Appelé à régner comme 267e pape, le cardinal Robert Francis Prevost, 69 ans, s’est choisi comme nom Léon, donnant déjà des indications sur sa manière d’appréhender le ministère pétrinien qui s’ouvre à lui autant que ses premiers mots prononcés en cette soirée du 8 mai à la loggia de la basilique Saint-Pierre, à Rome : « Que la paix soit avec vous tous ! » Le religieux augustinien se place ainsi sous un double parrainage : celui du premier pape et saint Léon, et celui de son prédécesseur Léon XIII.
Le premier a vécu au Ve siècle. Docteur et Père de l’Église, Léon le grand est encore aujourd’hui considéré comme un grand théologien et pasteur. Auteur de sermons réputés, en particulier sur l’Incarnation et la Nativité du Christ, il fut pape de 440 à 461 et contemporain d’Augustin, l’évêque d’Hippone auteur d’une règle religieuse sous laquelle a vécu Robert Francis Prevost avant de devenir évêque de Chiclayo (Pérou) en 2014. Le saint pape fut aussi un défenseur de la foi en la double nature du Fils, inséparablement mais non confusément Dieu et homme comme il l’explique dans son Tome à Flavien, patriarche de Constantinople. Un texte qui inspira les conclusions du concile de Chalcédoine de 451.
Léon XIII, le pape de la Doctrine sociale de l’Église
Plus proche de nous, le pape Léon XIV s’inscrit peut-être surtout dans une filiation avec Léon XIII, élu pape en 1878 et qui resta pape jusqu’en 1903. Premier pape filmé, Vincenzo Pecci est aussi le pape qui détient un étonnant record : celui du nombre d’encycliques publiées, pas moins de 86 ! Mais une a retenu l’attention de la postérité, Rerum novarum, publiée en 1891. Ce texte novateur marque les débuts de la Doctrine sociale de l’Église, cet ensemble de principes pour la vie politique et sociale, ordonné autour du souci du bien commun, de la destination universelle des biens et de la subsidiarité. Pour les Français, Léon XIII est aussi le pape du ralliement des catholiques à la République, qui fut d’abord accueilli froidement par les fidèles hexagonaux échauffés par l’anticléricalisme ambiant.
Si Robert Francis Prevost est Français par son père, il est fort probable que ce souvenir ne lui soit pas venu à l’esprit en choisissant son nom.

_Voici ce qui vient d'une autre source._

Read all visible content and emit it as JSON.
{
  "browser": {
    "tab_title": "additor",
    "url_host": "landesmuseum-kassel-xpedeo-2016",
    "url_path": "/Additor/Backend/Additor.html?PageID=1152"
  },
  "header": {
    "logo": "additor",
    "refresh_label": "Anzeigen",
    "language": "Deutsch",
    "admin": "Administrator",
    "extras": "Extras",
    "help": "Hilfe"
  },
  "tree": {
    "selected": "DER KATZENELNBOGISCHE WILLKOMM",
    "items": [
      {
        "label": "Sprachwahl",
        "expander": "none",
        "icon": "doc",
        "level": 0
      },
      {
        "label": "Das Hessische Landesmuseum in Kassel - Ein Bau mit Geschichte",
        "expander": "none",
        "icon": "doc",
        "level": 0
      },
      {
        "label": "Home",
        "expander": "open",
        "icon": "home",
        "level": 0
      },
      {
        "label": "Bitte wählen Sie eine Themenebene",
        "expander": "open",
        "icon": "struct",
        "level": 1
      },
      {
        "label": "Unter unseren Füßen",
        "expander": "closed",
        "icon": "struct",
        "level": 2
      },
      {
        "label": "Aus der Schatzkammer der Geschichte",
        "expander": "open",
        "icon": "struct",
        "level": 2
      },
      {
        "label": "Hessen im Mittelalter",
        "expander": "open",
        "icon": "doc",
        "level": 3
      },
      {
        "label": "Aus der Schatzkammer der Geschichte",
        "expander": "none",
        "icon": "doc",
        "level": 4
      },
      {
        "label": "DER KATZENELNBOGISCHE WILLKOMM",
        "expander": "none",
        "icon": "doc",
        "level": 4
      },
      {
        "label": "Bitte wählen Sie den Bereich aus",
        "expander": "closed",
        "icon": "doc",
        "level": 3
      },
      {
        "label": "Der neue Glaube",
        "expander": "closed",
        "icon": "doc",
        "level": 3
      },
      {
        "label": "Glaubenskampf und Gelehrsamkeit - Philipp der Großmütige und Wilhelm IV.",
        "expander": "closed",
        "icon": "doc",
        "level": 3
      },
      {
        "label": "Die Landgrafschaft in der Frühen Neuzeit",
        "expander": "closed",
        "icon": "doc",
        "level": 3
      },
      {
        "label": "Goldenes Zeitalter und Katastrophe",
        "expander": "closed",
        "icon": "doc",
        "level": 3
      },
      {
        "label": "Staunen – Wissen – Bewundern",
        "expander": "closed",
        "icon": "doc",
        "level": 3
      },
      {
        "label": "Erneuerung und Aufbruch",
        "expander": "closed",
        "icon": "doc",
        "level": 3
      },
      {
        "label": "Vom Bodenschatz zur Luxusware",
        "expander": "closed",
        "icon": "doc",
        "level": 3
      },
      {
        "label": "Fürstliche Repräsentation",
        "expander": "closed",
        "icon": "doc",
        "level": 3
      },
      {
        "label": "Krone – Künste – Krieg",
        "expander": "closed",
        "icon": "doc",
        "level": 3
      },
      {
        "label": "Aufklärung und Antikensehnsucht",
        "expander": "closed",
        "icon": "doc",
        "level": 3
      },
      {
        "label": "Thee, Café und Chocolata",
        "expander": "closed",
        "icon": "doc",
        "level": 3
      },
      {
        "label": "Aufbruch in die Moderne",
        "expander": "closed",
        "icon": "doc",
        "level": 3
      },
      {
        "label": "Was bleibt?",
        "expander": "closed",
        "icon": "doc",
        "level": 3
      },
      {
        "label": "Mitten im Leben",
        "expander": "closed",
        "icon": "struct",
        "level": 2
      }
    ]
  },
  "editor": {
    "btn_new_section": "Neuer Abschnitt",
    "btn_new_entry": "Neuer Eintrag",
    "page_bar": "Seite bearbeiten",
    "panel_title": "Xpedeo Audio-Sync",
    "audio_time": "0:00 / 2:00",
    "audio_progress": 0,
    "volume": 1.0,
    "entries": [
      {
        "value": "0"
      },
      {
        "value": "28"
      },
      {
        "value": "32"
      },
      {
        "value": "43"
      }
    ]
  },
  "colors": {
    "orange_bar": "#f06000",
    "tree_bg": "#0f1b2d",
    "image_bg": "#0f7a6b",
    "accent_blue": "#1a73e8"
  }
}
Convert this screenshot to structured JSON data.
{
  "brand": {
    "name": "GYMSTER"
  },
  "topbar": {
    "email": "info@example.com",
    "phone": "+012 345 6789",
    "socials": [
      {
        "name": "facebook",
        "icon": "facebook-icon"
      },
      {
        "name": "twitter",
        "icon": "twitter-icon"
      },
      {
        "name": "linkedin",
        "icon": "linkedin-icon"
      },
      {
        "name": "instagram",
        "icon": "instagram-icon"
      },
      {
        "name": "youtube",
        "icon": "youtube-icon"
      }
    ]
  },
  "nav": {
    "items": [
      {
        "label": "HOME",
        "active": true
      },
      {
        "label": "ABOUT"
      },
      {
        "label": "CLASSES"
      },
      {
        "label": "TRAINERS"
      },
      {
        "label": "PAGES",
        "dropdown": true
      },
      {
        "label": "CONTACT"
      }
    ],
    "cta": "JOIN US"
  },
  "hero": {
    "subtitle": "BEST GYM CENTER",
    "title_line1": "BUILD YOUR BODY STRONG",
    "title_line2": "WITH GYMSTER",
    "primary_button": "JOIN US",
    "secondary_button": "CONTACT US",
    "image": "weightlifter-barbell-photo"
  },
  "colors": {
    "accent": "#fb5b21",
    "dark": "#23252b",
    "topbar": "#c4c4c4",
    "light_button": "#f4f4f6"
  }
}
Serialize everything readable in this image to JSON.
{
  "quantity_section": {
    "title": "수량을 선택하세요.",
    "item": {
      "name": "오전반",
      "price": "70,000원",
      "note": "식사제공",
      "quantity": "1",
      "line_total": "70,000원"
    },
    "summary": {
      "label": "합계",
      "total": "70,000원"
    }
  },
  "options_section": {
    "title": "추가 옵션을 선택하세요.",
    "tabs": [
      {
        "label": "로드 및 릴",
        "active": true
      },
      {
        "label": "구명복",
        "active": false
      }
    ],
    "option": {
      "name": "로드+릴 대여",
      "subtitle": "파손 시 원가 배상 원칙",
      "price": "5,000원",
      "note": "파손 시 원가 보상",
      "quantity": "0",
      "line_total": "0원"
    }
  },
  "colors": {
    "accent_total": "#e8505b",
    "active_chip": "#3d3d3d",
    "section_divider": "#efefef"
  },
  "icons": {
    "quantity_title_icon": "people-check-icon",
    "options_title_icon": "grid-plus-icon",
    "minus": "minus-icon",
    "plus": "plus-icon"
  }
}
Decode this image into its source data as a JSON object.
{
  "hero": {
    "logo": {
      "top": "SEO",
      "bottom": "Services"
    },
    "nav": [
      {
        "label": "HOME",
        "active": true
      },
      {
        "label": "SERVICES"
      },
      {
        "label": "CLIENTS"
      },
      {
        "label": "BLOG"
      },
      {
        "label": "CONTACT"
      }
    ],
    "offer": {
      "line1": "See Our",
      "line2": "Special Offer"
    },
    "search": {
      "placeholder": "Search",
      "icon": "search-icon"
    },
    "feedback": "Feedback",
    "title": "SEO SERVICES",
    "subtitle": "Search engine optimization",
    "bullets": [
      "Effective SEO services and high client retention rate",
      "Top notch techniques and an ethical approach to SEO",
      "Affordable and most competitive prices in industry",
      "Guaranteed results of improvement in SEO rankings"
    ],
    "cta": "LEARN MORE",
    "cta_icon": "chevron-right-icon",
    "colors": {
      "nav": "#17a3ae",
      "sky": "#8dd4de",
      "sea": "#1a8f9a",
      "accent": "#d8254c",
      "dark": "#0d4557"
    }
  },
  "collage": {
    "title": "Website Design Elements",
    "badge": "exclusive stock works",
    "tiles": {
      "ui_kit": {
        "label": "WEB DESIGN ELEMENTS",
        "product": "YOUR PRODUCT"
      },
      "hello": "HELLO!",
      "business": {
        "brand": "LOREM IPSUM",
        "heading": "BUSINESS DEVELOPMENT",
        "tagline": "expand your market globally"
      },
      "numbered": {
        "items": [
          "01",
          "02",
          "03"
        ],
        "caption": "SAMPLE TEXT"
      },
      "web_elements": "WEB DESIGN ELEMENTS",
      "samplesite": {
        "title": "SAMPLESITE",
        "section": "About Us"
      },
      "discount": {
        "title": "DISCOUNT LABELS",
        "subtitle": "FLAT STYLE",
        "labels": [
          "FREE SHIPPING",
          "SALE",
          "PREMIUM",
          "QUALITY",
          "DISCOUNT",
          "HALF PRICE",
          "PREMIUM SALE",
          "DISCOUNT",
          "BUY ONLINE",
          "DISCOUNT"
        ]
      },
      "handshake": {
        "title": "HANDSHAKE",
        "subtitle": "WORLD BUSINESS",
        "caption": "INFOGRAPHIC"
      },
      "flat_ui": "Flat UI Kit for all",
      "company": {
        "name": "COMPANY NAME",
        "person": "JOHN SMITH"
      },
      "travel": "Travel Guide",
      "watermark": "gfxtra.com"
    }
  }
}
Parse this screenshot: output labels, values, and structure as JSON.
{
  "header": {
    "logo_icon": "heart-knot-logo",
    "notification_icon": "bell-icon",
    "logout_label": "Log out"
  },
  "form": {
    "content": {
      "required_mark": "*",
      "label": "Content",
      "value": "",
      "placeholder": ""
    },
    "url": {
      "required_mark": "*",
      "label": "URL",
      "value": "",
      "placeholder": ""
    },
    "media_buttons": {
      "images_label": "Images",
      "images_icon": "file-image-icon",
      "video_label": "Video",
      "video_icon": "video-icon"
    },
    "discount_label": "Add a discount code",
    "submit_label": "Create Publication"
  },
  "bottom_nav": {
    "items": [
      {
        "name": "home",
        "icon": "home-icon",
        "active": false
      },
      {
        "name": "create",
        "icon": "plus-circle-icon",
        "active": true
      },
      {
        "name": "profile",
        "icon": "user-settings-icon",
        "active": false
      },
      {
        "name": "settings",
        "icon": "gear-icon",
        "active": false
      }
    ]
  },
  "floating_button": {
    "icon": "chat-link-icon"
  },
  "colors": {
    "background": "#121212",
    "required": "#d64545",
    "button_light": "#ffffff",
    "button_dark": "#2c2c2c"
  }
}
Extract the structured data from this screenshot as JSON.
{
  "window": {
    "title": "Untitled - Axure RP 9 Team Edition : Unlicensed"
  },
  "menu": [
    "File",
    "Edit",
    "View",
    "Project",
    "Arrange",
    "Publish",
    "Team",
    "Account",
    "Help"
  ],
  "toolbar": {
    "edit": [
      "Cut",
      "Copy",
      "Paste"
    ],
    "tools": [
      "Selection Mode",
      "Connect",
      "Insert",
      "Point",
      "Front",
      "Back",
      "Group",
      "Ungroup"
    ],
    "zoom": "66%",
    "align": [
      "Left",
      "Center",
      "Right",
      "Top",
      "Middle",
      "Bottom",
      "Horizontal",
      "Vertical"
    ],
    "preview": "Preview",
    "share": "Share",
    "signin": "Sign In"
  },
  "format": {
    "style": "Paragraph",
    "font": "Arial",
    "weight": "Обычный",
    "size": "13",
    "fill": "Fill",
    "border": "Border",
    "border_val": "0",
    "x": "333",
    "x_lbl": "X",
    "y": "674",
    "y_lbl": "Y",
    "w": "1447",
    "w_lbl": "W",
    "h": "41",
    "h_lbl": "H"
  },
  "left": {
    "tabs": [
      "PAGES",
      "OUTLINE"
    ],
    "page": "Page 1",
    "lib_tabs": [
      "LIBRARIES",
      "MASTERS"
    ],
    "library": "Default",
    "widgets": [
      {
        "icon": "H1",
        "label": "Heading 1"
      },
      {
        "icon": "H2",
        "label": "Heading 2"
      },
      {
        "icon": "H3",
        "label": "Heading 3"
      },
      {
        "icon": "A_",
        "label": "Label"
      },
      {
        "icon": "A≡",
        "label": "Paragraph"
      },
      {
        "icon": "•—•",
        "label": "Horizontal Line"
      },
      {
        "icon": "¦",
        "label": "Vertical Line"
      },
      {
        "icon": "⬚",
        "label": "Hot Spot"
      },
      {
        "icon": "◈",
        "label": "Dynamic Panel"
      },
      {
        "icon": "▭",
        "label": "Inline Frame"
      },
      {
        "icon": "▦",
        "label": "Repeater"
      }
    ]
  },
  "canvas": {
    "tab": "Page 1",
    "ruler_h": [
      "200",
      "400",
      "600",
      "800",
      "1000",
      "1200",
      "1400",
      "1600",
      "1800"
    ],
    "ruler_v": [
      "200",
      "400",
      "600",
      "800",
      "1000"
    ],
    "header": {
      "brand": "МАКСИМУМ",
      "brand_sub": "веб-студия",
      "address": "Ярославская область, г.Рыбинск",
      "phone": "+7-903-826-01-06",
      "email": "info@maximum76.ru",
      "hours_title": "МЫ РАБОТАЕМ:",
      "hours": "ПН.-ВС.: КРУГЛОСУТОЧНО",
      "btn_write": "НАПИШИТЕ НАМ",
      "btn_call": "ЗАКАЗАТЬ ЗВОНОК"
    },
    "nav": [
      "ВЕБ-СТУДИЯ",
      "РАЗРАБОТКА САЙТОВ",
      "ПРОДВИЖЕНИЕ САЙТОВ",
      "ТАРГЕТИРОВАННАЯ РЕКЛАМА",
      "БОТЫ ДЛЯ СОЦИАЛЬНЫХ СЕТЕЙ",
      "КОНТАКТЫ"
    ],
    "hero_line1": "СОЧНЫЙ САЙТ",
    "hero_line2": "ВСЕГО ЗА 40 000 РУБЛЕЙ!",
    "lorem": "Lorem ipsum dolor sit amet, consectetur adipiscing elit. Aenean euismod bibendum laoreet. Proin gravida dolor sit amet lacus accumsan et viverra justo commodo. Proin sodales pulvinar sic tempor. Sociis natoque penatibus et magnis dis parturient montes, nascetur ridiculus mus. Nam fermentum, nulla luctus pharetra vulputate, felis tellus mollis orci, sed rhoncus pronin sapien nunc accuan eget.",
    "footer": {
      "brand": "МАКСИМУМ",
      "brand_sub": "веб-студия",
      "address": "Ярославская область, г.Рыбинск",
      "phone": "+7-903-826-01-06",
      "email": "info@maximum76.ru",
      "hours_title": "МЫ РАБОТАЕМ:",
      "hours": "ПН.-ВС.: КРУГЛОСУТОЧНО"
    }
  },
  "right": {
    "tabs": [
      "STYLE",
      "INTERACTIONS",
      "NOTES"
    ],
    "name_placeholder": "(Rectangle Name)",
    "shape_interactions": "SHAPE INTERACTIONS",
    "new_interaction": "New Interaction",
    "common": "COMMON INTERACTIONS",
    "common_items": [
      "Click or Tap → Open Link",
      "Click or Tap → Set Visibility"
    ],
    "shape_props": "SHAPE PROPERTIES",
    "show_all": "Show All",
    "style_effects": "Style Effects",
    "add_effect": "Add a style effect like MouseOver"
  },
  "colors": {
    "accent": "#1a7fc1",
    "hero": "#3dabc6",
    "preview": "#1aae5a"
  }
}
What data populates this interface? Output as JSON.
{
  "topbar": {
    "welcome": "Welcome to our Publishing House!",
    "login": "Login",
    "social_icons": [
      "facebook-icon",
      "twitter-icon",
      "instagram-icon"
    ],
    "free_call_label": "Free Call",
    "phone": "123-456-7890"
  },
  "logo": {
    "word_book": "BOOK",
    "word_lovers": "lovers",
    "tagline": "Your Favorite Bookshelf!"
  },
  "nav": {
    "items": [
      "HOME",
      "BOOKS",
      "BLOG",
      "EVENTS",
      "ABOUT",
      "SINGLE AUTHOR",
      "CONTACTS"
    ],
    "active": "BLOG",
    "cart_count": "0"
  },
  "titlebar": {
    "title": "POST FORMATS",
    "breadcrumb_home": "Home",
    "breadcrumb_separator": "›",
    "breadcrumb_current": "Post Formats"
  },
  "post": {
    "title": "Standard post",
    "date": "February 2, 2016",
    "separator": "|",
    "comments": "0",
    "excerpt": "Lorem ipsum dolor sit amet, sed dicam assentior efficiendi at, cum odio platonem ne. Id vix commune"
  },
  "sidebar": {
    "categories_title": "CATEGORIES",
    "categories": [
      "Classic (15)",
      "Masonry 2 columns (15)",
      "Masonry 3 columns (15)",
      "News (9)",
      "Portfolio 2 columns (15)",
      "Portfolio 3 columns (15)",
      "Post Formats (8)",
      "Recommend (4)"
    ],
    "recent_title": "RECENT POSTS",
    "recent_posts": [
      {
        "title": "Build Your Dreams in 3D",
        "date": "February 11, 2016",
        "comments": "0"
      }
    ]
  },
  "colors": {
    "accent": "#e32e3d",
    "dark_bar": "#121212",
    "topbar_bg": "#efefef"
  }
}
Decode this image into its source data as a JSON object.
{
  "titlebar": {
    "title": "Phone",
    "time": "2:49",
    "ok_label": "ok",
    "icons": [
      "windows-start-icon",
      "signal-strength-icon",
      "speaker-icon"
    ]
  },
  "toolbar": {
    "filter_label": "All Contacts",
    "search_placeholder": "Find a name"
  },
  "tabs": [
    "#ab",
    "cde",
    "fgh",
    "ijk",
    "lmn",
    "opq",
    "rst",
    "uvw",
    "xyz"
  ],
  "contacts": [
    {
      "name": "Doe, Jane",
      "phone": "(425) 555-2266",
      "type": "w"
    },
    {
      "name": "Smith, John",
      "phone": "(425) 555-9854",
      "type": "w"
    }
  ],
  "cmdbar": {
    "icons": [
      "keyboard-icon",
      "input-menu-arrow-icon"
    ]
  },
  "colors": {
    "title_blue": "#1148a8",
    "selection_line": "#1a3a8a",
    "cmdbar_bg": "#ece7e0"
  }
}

Mais plutôt ce souci de Léon XIII, considéré comme le pape des ouvriers, de parler au monde et d’engager les catholiques à être, dans la société, des témoins de la charité. Plus précisément, en sélectionnant son nom de Léon XIV, le nouveau pape a voulu situer son pontificat dans le contexte de la « révolution numérique », a assuré le cardinal Ladislav Nemet, archevêque de Belgrade, qui était le voisin de table du pape lors du dîner qui a suivi son élection, 8 mai 2025, à la radio-télévision croate HRT. « Son nom est son programme » a-t-il ajouté, expliquant que le nouveau Souverain pontife a expliqué avoir choisi ce nom afin de « donner plus d'attention aux questions d'ordre social dans le monde, et aux questions de justice ».
Une autre proximité est peut-être moins connue mais plus intime. « Léon XIII, quand il était jeune, venait souvent dans une paroisse des pères augustiniens à Rome » a continué le cardinal Nemet. Il s’agit probablement de l’église Sant’Agostino in Campo Marzio, où est enterrée sainte Monique et que connaît bien le cardinal Prevost. Léon XIII fut d’ailleurs à l’origine d’un renouveau de l’ordre de Saint-Augustin à partir de 1881, après une période de déclin. Il a aussi canonisé sainte Rita, patronne des « causes désespérées » et assurément religieuse augustinienne la plus connue. Vincenzo Pecci fut aussi un réformateur, et encouragea la renaissance études thomistes. Après un pontificat de 25 ans, parmi les plus longs de l’histoire de la papauté, il est mort à 93 ans. Augure pour Léon XIV ? Dieu seul sait jusqu’à quel point Robert Francis Prevost sera fidèle à son auguste parrain.